Tuesday, May 24, 2011

First Open Water Swim.... Probably a Bit Premature

I am not a fan of swimming and I suspect it has more to do with not liking the pool and constantly turning around and swimming back and forth than it has to do with the actual act of swimming.  I can say this with some authority because when it finally comes time that I can do some open water swimming I don't mind it nearly as much or even not at all.  No lane sharing, no flip turns, no chlorine smell or post-swim sniffles, and when I'm up at the lake I don't even have to drive anywhere.  Just walk down to the dock, get in and get going.

So it goes without saying that I love to get in the open water swimming at the first available opportunity.  This doesn't work for all swims, though.  If I've got a workout of 20x100 (which I feel as though I've done 20 times by now) then I'm pretty much stuck in the pool.  But especially perfect for open water is the recovery swims, so I love doing those in open water.

When I'm not up at Squam there are a few groups of people locally who sometimes meet to swim.  And most of them are just as crazy if not crazier than I am when it comes to willingness to swim in cold water, so I can almost always count on at least a few of them to be by water's edge at 6am.  They'd been swimming there for a few weeks and only yesterday did I finally head over to meet them.  I had planned on it a couple of weeks ago, but that morning I woke up and saw it was 32 degrees and decided that maybe the pool was still the better choice.  It's the same lesser of two evils thing I have with the trainer and riding outside in the cold.  There just comes a point where the indoor, boring version is actually better if only because you're not risking hypothermia.

But yesterday I decided the time had come.  So when I woke up I donned my wetsuit (I'm weird like that and on cold mornings will drive in my wetsuit and drive home in it and wear it directly into the shower!) and headed for the lake in the rain.  I met three other brave souls to head into the water and we set up our little route and would stop about every 800 yards or so and regroup.  As I stepped into the water my first thought was, "Oh, this isn't so bad."  And my next thought, probably only about ten seconds later was, "Oh, maybe it is actually worse than I thought."  And after a couple of minutes of chatting and stalling, it was time to take the plunge and submerge more than just the wetsuit-clad lower half of my body.

Holy $&%^ that's cold!  My breath caught in my throat and my face burned from the icy water.  I instantly regretted my decision to drive to the lake instead of the pool, but I was already there and there was no turning back now.  Often times when I swim at say Oceanside or Mooseman I'll get that initial face-freeze, but eventually it subsides.  Oh, this was not going away.  Normally in an easy open water swim I will breathe every three strokes, but I needed to breathe every other just to get my face out of that freezing water and catch my breath as I tried to swim probably faster than ZR just so that I might warm up a bit.

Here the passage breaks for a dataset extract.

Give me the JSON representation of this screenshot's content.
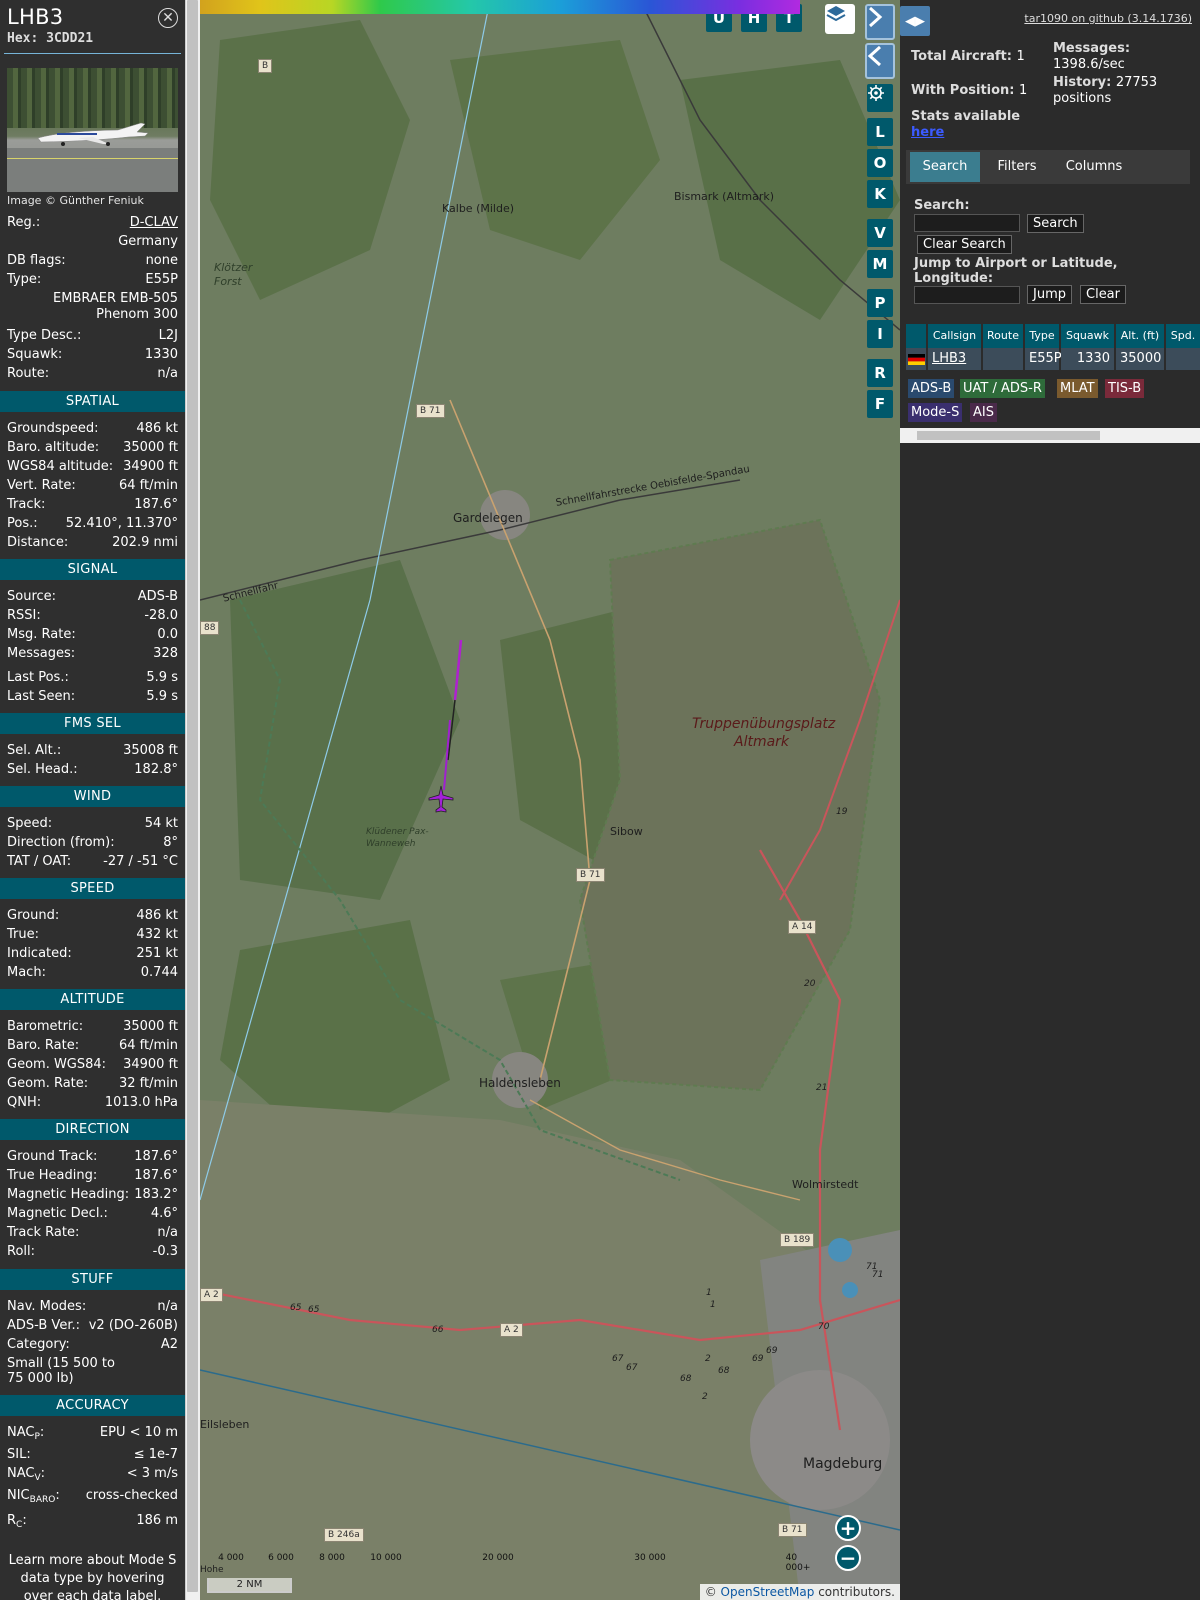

I think I might have felt a bit warmer at times, but anytime we'd stop and regroup I'd have to almost immediately start swimming again so as not to let the cold set in.  This was tougher since I was the fastest and therefore stopped the longest!  Early on I decided that it was not quite the coldest water I'd ever swum in.  I still think that title belongs to our Ironman St. George practice swim.  I have decided that for a couple of reasons.  First, during the race, as I swam as fast as I could starting with about halfway through my entire body started to feel cold, not just the parts exposed to the water.  And I think it was actually warmer race day than on the day we did our practice swim.  Second, when we swam out to some rock and then stopped to regroup, after only having been in the water for maybe five minutes, when I came up and looked around the entire world was spinning.  I felt queasy and sick any time we stopped and for a few minutes after we got out of the water.  I had a bit of that feeling yesterday when we stopped, but definitely not to the degree that I had it in Utah.

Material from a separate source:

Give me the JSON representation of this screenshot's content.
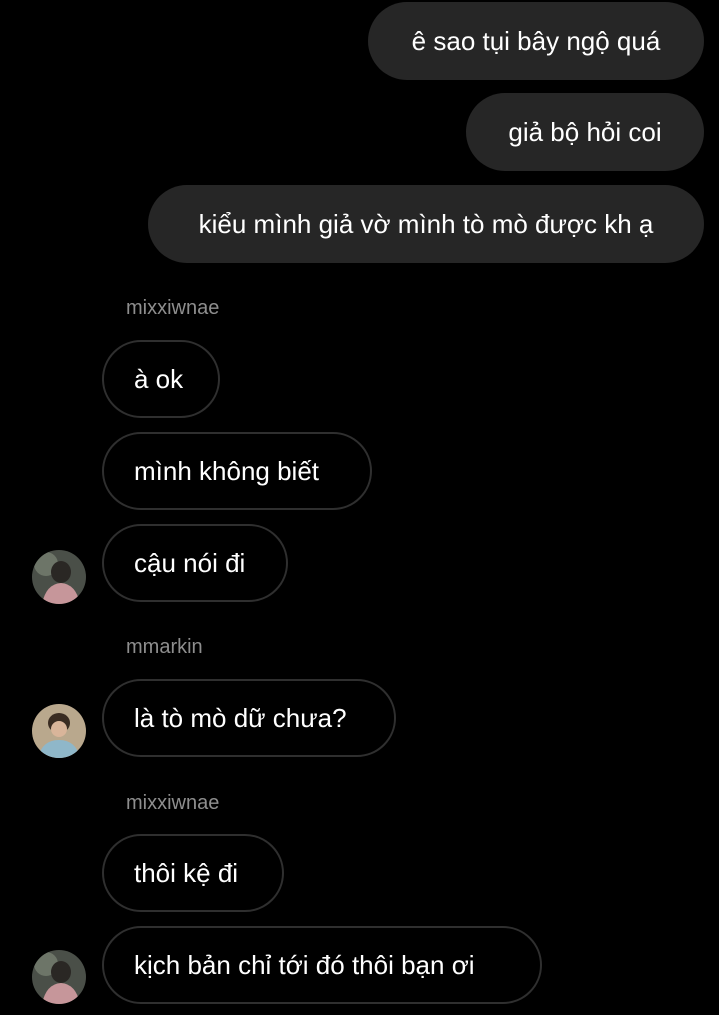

I do, however, think it was colder than my first time in California only because I don't remember the face freeze lasting that long there.  If I had to guess, I'm thinking somewhere around 54 degrees.  Definitely not the kind of water you want to be swimming in by choice.  But again, already there, already in, gotta get the workout done!

We lost one of our swimmers on one pass to the exit and three of us continued on.  Of course, it was the three women.  As we continued on, the novelty was definitely wearing off and when we'd stop and regroup it seemed that everyone else's lips were starting to turn purple.  But all in all, we survived, if only to not be able to articulate words to each other when chatting before we raced to our cars to blast the heat.

This time last year I had been swimming open water for weeks and the water was even nice.  It doesn't work that way when the sun disappears for a week and the day before it topped out at 50 degrees and drizzled most of the day.  Come on, warmth!  I have to do some open water swimming this weekend at Squam which is likely even colder and I'd also like to not exit the swim at Mooseman without the ability to work my fingers!

Needless to say, either way, the pool is on tap until the weekend.